Published on November 12th, 20120
‘Make men a part of women empowerment’
He says men’s engagement with women’s issues can bring about empowerment. Harish Sadani is truly an activist for all seasons.
by Vrushali Lad | firstname.lastname@example.org
An ad in the Indian Express caught Harish Sadani’s eye in 1991. The Mahim resident was intrigued by the ad, an appeal that read, ‘Wanted: Men who believe that wives are not for battering. If you are a man wanting to stop or prevent violence against women, please write to Box No. _____’.
“I responded to that ad, and so did 205 others,” Harish remembers. We are at a bus stop outside Dadar station, but the unceasing traffic does not once break into his thoughts. “The ad had been put there by the Express’ journalist CY Gopinath. He analysed all the letters he received, and all of the letters were personal perceptions of the issue of violence against women and how it must stop. Of these 205 men, 99 were from Mumbai. He called all 99 Mumbai men for a meeting in early 1992.”
That meeting, and the fact that the same issue had been haunting Harish for a long time already, was to change the course of his life. “I was volunteering with a women’s rights organisation, but their manner of ‘punishing’ men who harassed their wives through public humiliation, was not something I agreed with. So this meeting came at the right time. About 25 men came for the meeting, and one of them was a 14-year-old school boy!” The meeting largely focused on the men’s opinions about how to end violence against women, and was the start of many more meetings.
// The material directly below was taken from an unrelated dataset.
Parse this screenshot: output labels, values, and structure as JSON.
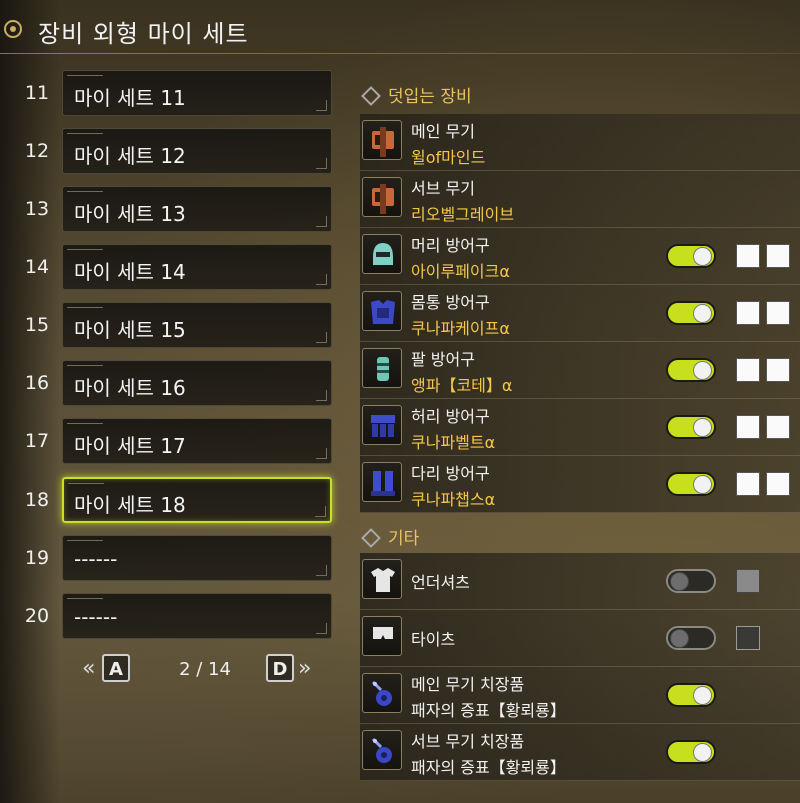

“We would meet periodically to address the felt needs of men, what needed to be done to address the issue in a different, non-threatening way. We spoke to lawyers, doctors and psychiatrists, did research for a year. Then we came together and formed Men Against Violence and Abuse (MAVA) in 1993; there were about nine of us who started it.”
Harish has been MAVA’s secretary from its inception, and is the only person with a Masters in Social Work (MSW) degree from TISS, Mumbai. “What motivated me was that if I could take on the mantle of responsibility, I could be a part of a large movement for the future,” he explains. Today, Harish has won recognition for his efforts in promoting gender equality, and was the recipient of the Ashoka Changemakers award two years ago.
A ‘sissy’ writes to Smita Patil
Harish was brought up in a Mumbai chawl, an ecosystem where everybody’s homes look into your own and where nothing is really ever private. “I was witness to a lot of domestic violence, both in my joint family and in neighbours’ houses,” he remembers. “I would think about it for long, wondering why men hit women at all. My early life was shaped by my paternal aunts, who taught me that there was no shame in doing ‘women’s work’.” So he braved taunts and jibes of being a ‘sissy’ from friends and neighbours when he stood in line at the ration shop to get kerosene, or when he helped the women with their chores at home.
“I was already questioning gender roles in society. In my teens, I was very influenced by Smita Patil’s films, because she played very strong characters. I got her address from the magazine Madhuri, and began writing to her.” The legendary actress was initially taken aback by the young man’s several questions on gender issues, and what she felt about them. “She once wrote to me saying, ‘Your letters are the only fan letters I have to think deeply about before replying to,’” he grins. “She had a huge influence on my life. In fact, I decided to study MSW after watching her in Umbartha, because she also does the same course in the film!”
Involve, don’t isolate men
Throughout his journey as an activist, Harish has been insistent on one ideology – that men need to be a part of the solution. “It is one thing to identify them as perpetrators of violence, but it is wrong to exclude them. Men are not born violent, they are conditioned by patriarchal society to be masculine’ and they are trapped in this image. We must question this image and break out of it.”
MAVA started their work with street plays, counselling and awareness programmes on domestic violence. “But we did our first big job in 1995, when a student Dipti Khanna became the victim of an acid attack. Private donors gave us Rs 75,000 in two months for her plastic surgeries, but the most touching contribution came from prisoners of Nashik Central Jail, who contributed Rs 12,000 of their hard-earned money for Dipti,” Harish smiles, adding that this gesture built a lot of credibility for MAVA.
“We have always taken a stand on issues, be it the Bhanwari Devi case or the series of attacks on women arising from jilted love,” he says. “In 1996, we started the magazine Purush Spandana, a men’s-only magazine that we bring out in Diwali every year. Besides this, we have started various youth initiatives in colleges, Yuva Maitri, plus a helpline for the youth.” Harish has upscaled his efforts in Pune, Satara, Kolhapur, Bhandara, Buldhana and Nagpur as well. “We are encouraged by young boys wanting to engage with gender equality,” he says. “Their involvement and work is a throwback to the time we started MAVA, and when we took ownership of the same issues 20 years ago.”